Wie die Pressestelle des Bundesgerichtshofs am 29.01.2026 am 29.01.2026 mitteilte, hat der unter anderem für Maklerrecht zuständige I. Zivilsenat des Bundesgerichtshofs entschieden, dass ein Immobilienmakler, der eine Mietinteressentin bei der Wohnungssuche aufgrund ihrer ethnischen Herkunft benachteiligt hat, auf Schadensersatz haftet.

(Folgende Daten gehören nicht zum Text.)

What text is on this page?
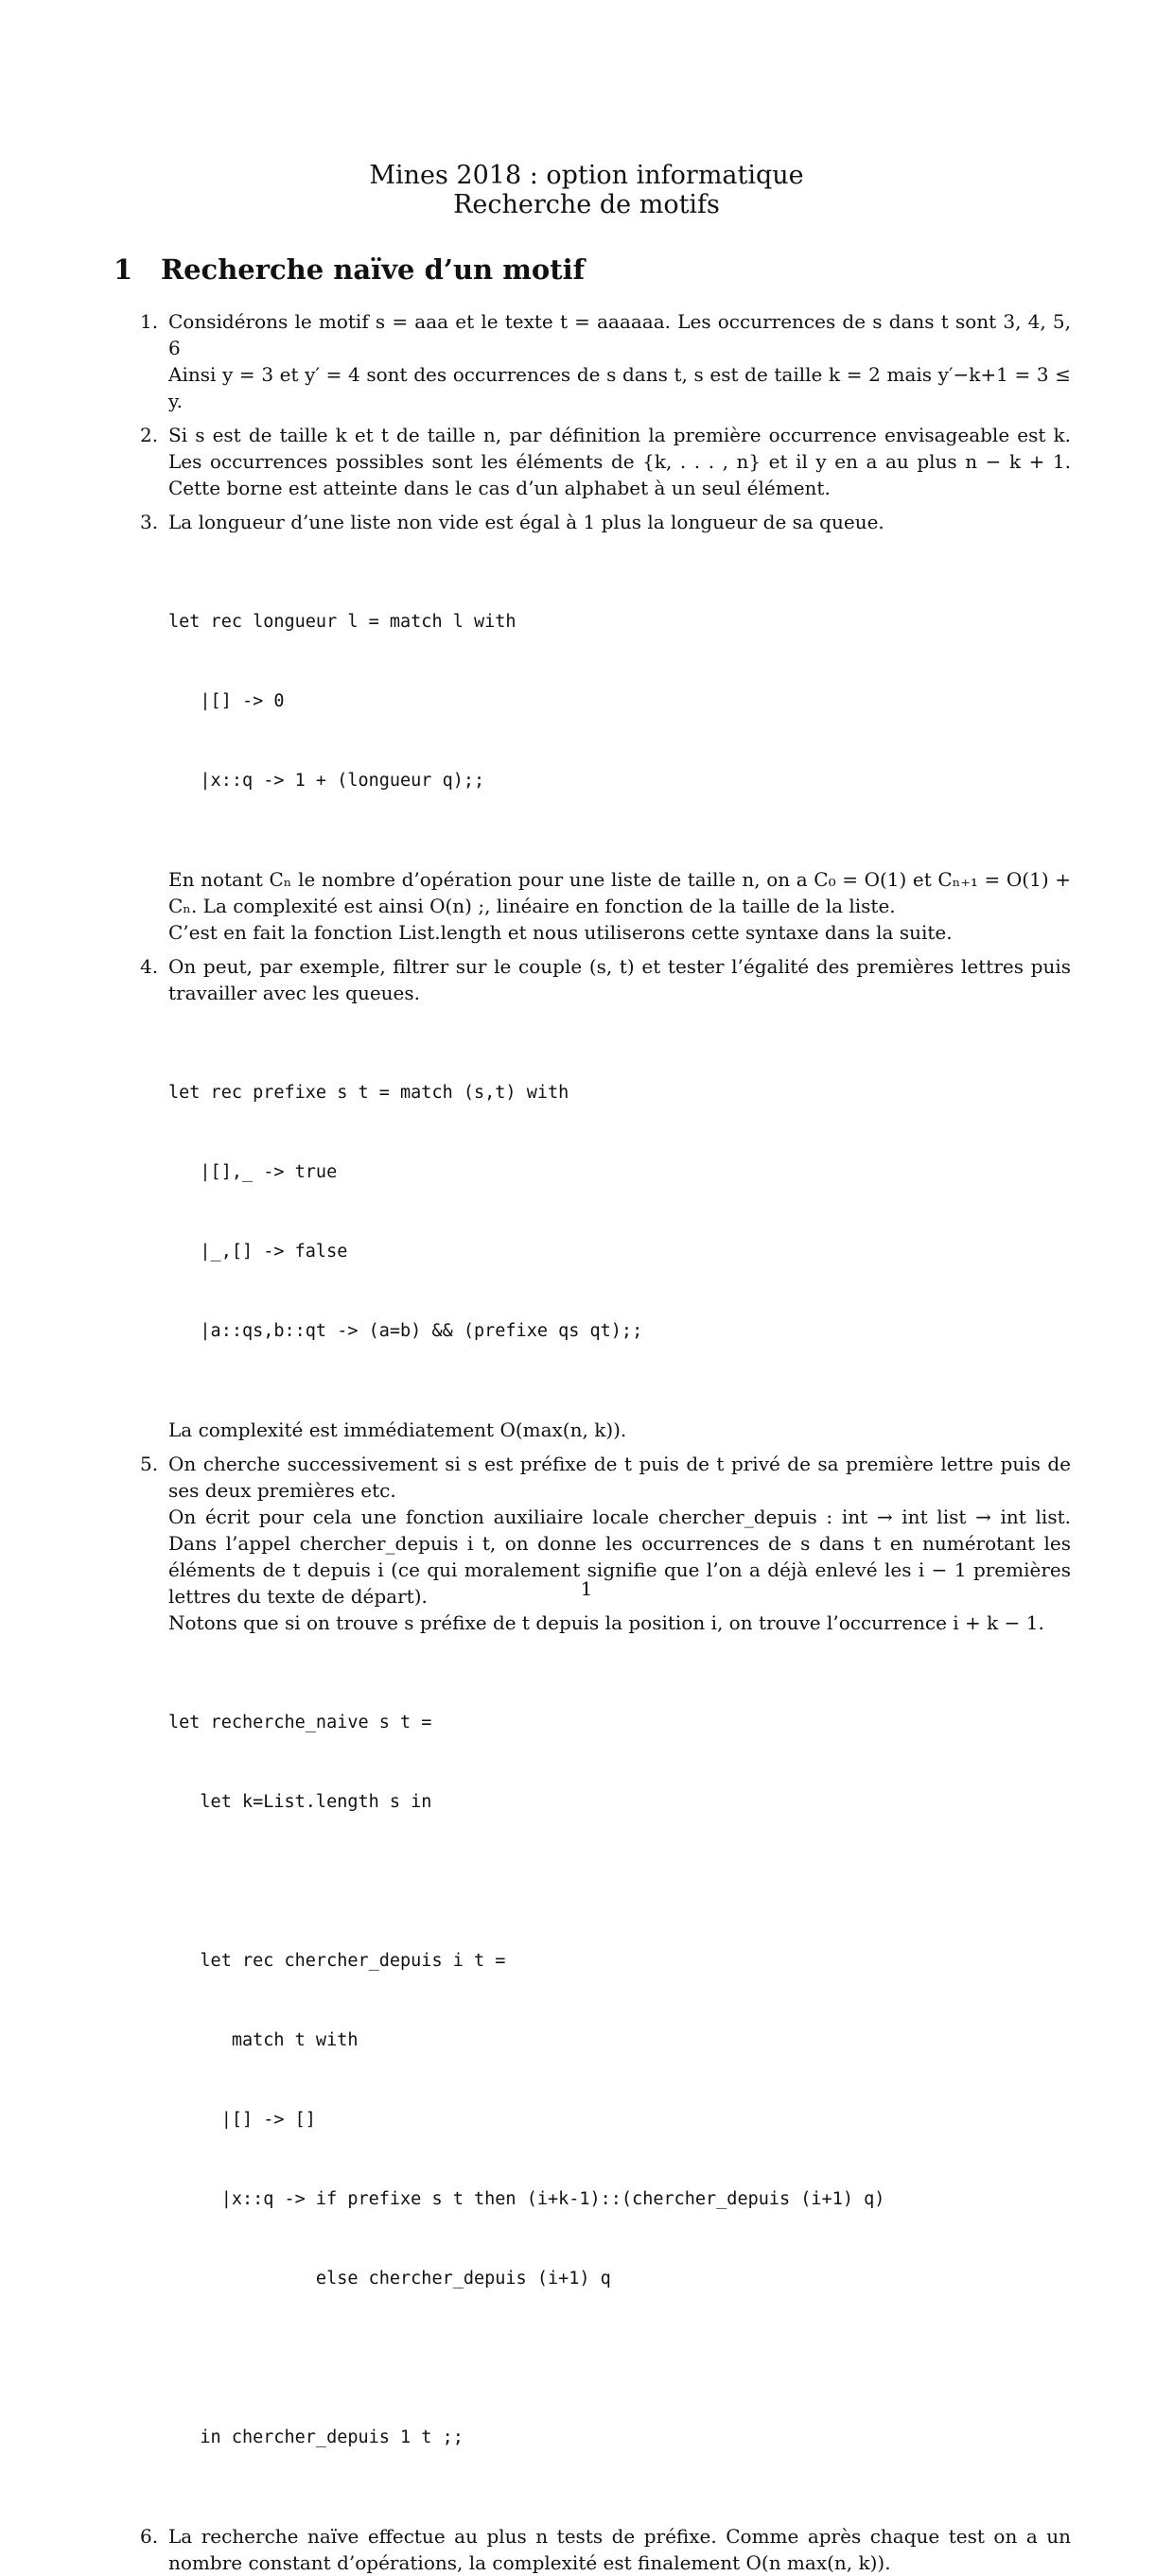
Mines 2018 : option informatique
Recherche de motifs
1 Recherche naïve d’un motif
1. Considérons le motif s = aaa et le texte t = aaaaaa. Les occurrences de s dans t sont 3, 4, 5, 6

Ainsi y = 3 et y′ = 4 sont des occurrences de s dans t, s est de taille k = 2 mais y′−k+1 = 3 ≤ y.

2. Si s est de taille k et t de taille n, par définition la première occurrence envisageable est k. Les occurrences possibles sont les éléments de {k, . . . , n} et il y en a au plus n − k + 1. Cette borne est atteinte dans le cas d’un alphabet à un seul élément.

3. La longueur d’une liste non vide est égal à 1 plus la longueur de sa queue.

let rec longueur l = match l with

|[] -> 0

|x::q -> 1 + (longueur q);;

En notant Cₙ le nombre d’opération pour une liste de taille n, on a C₀ = O(1) et Cₙ₊₁ = O(1) + Cₙ. La complexité est ainsi O(n) ;, linéaire en fonction de la taille de la liste.

C’est en fait la fonction List.length et nous utiliserons cette syntaxe dans la suite.

4. On peut, par exemple, filtrer sur le couple (s, t) et tester l’égalité des premières lettres puis travailler avec les queues.

let rec prefixe s t = match (s,t) with

|[],_ -> true

|_,[] -> false

|a::qs,b::qt -> (a=b) && (prefixe qs qt);;

La complexité est immédiatement O(max(n, k)).

5. On cherche successivement si s est préfixe de t puis de t privé de sa première lettre puis de ses deux premières etc.

On écrit pour cela une fonction auxiliaire locale chercher_depuis : int → int list → int list. Dans l’appel chercher_depuis i t, on donne les occurrences de s dans t en numérotant les éléments de t depuis i (ce qui moralement signifie que l’on a déjà enlevé les i − 1 premières lettres du texte de départ).

Notons que si on trouve s préfixe de t depuis la position i, on trouve l’occurrence i + k − 1.

let recherche_naive s t =

let k=List.length s in

let rec chercher_depuis i t =

match t with

|[] -> []

|x::q -> if prefixe s t then (i+k-1)::(chercher_depuis (i+1) q)

else chercher_depuis (i+1) q

in chercher_depuis 1 t ;;

6. La recherche naïve effectue au plus n tests de préfixe. Comme après chaque test on a un nombre constant d’opérations, la complexité est finalement O(n max(n, k)).

1
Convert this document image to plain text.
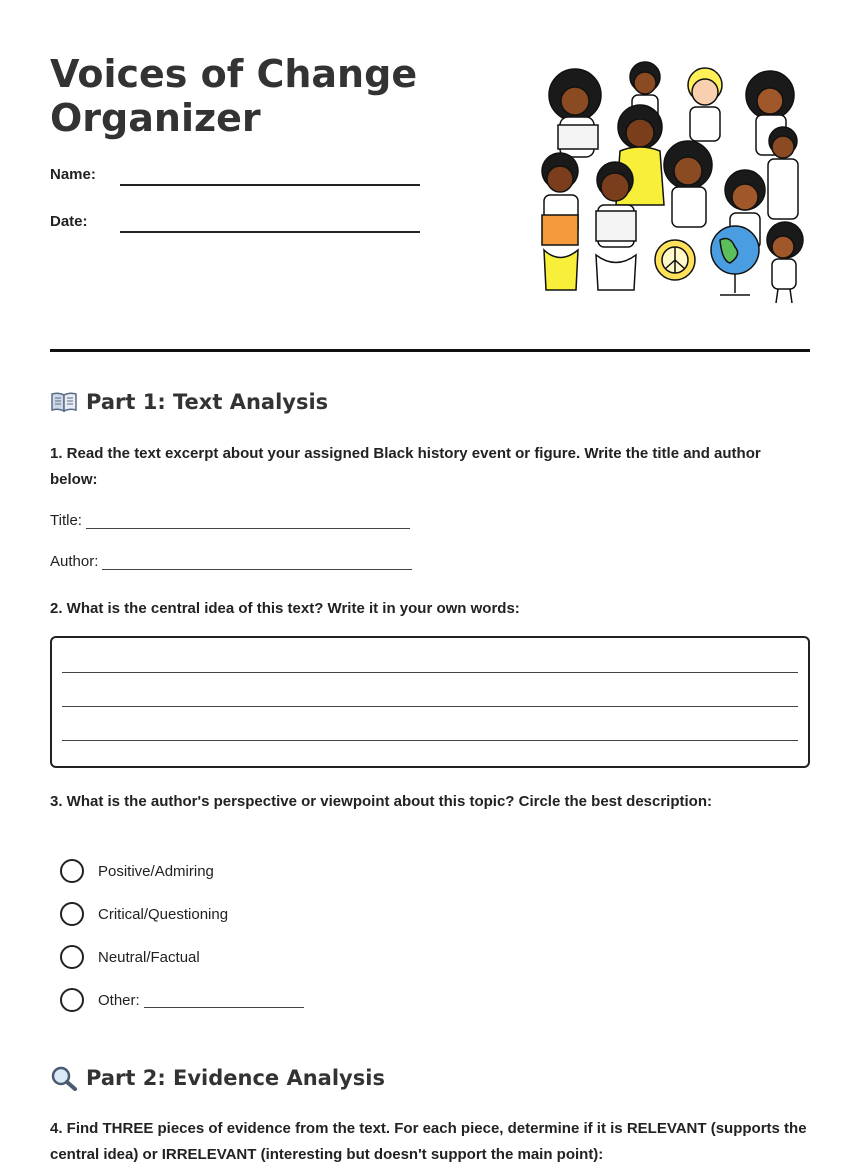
Voices of Change
Organizer
Name:
Date:
Part 1: Text Analysis

1. Read the text excerpt about your assigned Black history event or figure. Write the title and author below:

Title:
Author:

2. What is the central idea of this text? Write it in your own words:

3. What is the author's perspective or viewpoint about this topic? Circle the best description:

Positive/Admiring
Critical/Questioning
Neutral/Factual
Other:
Part 2: Evidence Analysis

4. Find THREE pieces of evidence from the text. For each piece, determine if it is RELEVANT (supports the central idea) or IRRELEVANT (interesting but doesn't support the main point):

Die über das Internetangebot des Maklers abrufbaren, an die Öffentlichkeit gerichteten Wohnungsvermittlungsangebote fallen danach in den Anwendungsbereich des zivilrechtlichen Verbots der Benachteiligung wegen der ethnischen Herkunft (§ 2 Abs. 1 Nr. 8 in Verbindung mit § 19 Abs. 2 AGG). Die Ablehnung der unter nichtdeutschen Namen gestellten Gesuche in Zusammenschau mit dem Erfolg der unter deutschen Namen gestellten Gesuche sei ein hinreichendes Indiz für eine Benachteiligung wegen der ethnischen Herkunft.

Als mit der Auswahl potentieller Mieter betrauter Makler sei dieser auch Adressat des zivilrechtlichen Benachteiligungsverbots gemäß § 19 Abs. 2 AGG. Der Makler schulde deshalb bei einer Verletzung dieser Norm den Ersatz materiellen und immateriellen Schadens nach § 21 Abs. 2 AGG.  Die vom Berufungsgericht wegen erheblicher Schwere des Verstoßes zugesprochene Höhe des immateriellen Schadensersatzes von 3.000 € hat der BGH nicht beanstandet.